P2 Taqoz V2.8: Placing Assembler Routines into LUT RAM
While long assembler routines without jumps are fast, if they are executed from HUB, small routines are not so fast, because the microcache does not help and they have to wait for HUB access window.
In Taqoz there is cogmod, which can execute code from COG RAM, but the space is very limited and this space is better used for register variables, which are very much faster than RDLONG.
In the upper part of LUT there seems to be plenty of space.
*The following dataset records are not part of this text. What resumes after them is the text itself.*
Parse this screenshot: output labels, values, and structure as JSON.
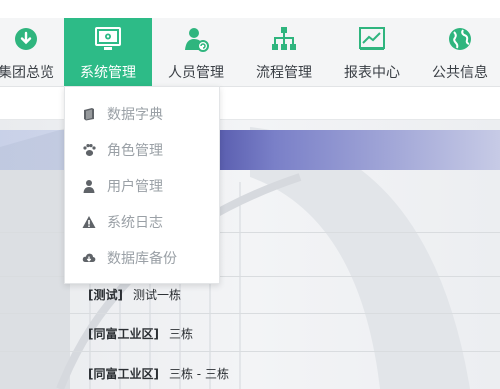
{
  "nav": {
    "items": [
      {
        "label": "集团总览",
        "icon": "cloud-download-icon"
      },
      {
        "label": "系统管理",
        "icon": "monitor-settings-icon",
        "active": true
      },
      {
        "label": "人员管理",
        "icon": "user-refresh-icon"
      },
      {
        "label": "流程管理",
        "icon": "org-chart-icon"
      },
      {
        "label": "报表中心",
        "icon": "line-chart-icon"
      },
      {
        "label": "公共信息",
        "icon": "globe-icon"
      }
    ]
  },
  "dropdown": {
    "items": [
      {
        "label": "数据字典",
        "icon": "book-icon"
      },
      {
        "label": "角色管理",
        "icon": "paw-icon"
      },
      {
        "label": "用户管理",
        "icon": "user-icon"
      },
      {
        "label": "系统日志",
        "icon": "warning-icon"
      },
      {
        "label": "数据库备份",
        "icon": "cloud-download-icon"
      }
    ]
  },
  "list": {
    "rows": [
      {
        "tag": "[测试]",
        "text": "测试一栋"
      },
      {
        "tag": "[同富工业区]",
        "text": "三栋"
      },
      {
        "tag": "[同富工业区]",
        "text": "三栋 - 三栋"
      }
    ]
  },
  "colors": {
    "accent": "#2dbb87",
    "icon_green": "#2fb57e",
    "menu_text": "#9aa0a6",
    "band_blue": "#5b5fb0"
  }
}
Also this part cannot be accessed directly in assembler, so let's use that.
{
LutModulesA.fth
09.06.23 Christof Eberspaecher
}
!polls \ clear multitasking
IFDEF *Tests*
oldorgT org
FORGET *Tests* }
pub *Tests* PRINT" P2 Test" ;
0 bytes oldorgT
: LutMod_Library ; \ ====================================================
long lutPC
168 lutPC ! \ depends on usage of L-stack, which starts at $80 128dez
long startPC long endPC
FORTH ASSEMBLER
: getStart \ directive: get the start of a routine
_pc @ startPC !
;
: getEnd \ directive: get the end of a routine
_pc @ endPC !
;
FORTH
: mov2Lut \ move the last routine to LUT
startPC @
begin
dup @ lutPC @ lut!
lutPC ++
4 +
dup endPC @ => until
drop
;
\ Example: ===========================================================
create$ incTos lutPC @ 512 + @words CPA W! \ place before the code
code (incTos)
getStart ' assembler directive
_ret_ add a,#1
getEnd ' assembler directive
end
mov2Lut \ place after the code
\ TAQOZ# 1 incTos . --- 2 ok
create$ fiboLutAsm lutPC @ 512 + @words CPA W!
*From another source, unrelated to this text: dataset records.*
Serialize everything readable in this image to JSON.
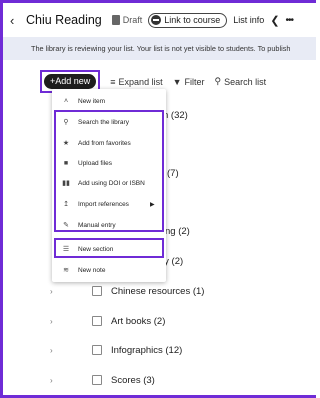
{
  "header": {
    "title": "Chiu Reading",
    "draft_label": "Draft",
    "link_label": "Link to course",
    "list_info_label": "List info"
  },
  "banner": {
    "text": "The library is reviewing your list. Your list is not yet visible to students. To publish"
  },
  "toolbar": {
    "add_new_label": "+Add new",
    "expand_label": "Expand list",
    "filter_label": "Filter",
    "search_label": "Search list"
  },
  "menu": {
    "new_item": "New item",
    "search_library": "Search the library",
    "favorites": "Add from favorites",
    "upload": "Upload files",
    "doi": "Add using DOI or ISBN",
    "import": "Import references",
    "manual": "Manual entry",
    "new_section": "New section",
    "new_note": "New note"
  },
  "partial_rows": [
    {
      "text": "n  (32)"
    },
    {
      "text": "(7)"
    },
    {
      "text": "ng  (2)"
    },
    {
      "text": "ry  (2)"
    }
  ],
  "sections": [
    {
      "label": "Chinese resources  (1)"
    },
    {
      "label": "Art books  (2)"
    },
    {
      "label": "Infographics  (12)"
    },
    {
      "label": "Scores  (3)"
    }
  ],
  "colors": {
    "highlight": "#6f2bd6",
    "banner_bg": "#e8ebf5",
    "add_new_bg": "#1e1e1e"
  }
}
code fiboAsm ( n1 -- f ) '\ n2=n1'th fibonacci number
getStart
mov xx,#0
mov yy,#1
mov zz,#0
FOR:
mov xx,yy
mov yy,zz
add zz,xx
NEXT: a
_ret_ mov a,zz
getEnd
end
mov2Lut
46 lap fiboAsm lap .lap
46 lap fiboLutAsm lap .lap
As the code is first compiled for the HUB RAM location, it is necessary to be aware of absolute or relative jumps!
Recommended is the use of the version _BOOT_P2.BIX in Taqoz.zip in https://sourceforge.net/projects/tachyon-forth/files/TAQOZ/binaries/ .
In a little fibonacci benchmark, the speed executing from LUT is better than twice as fast in comparison to HUB execution:
TAQOZ# 46 lap fiboAsm lap .lap --- 1,184 cycles= 5,920ns @200MHz ok
TAQOZ# 46 lap fiboLutAsm lap .lap --- 488 cycles= 2,440ns @200MHz ok
Have fun! Christof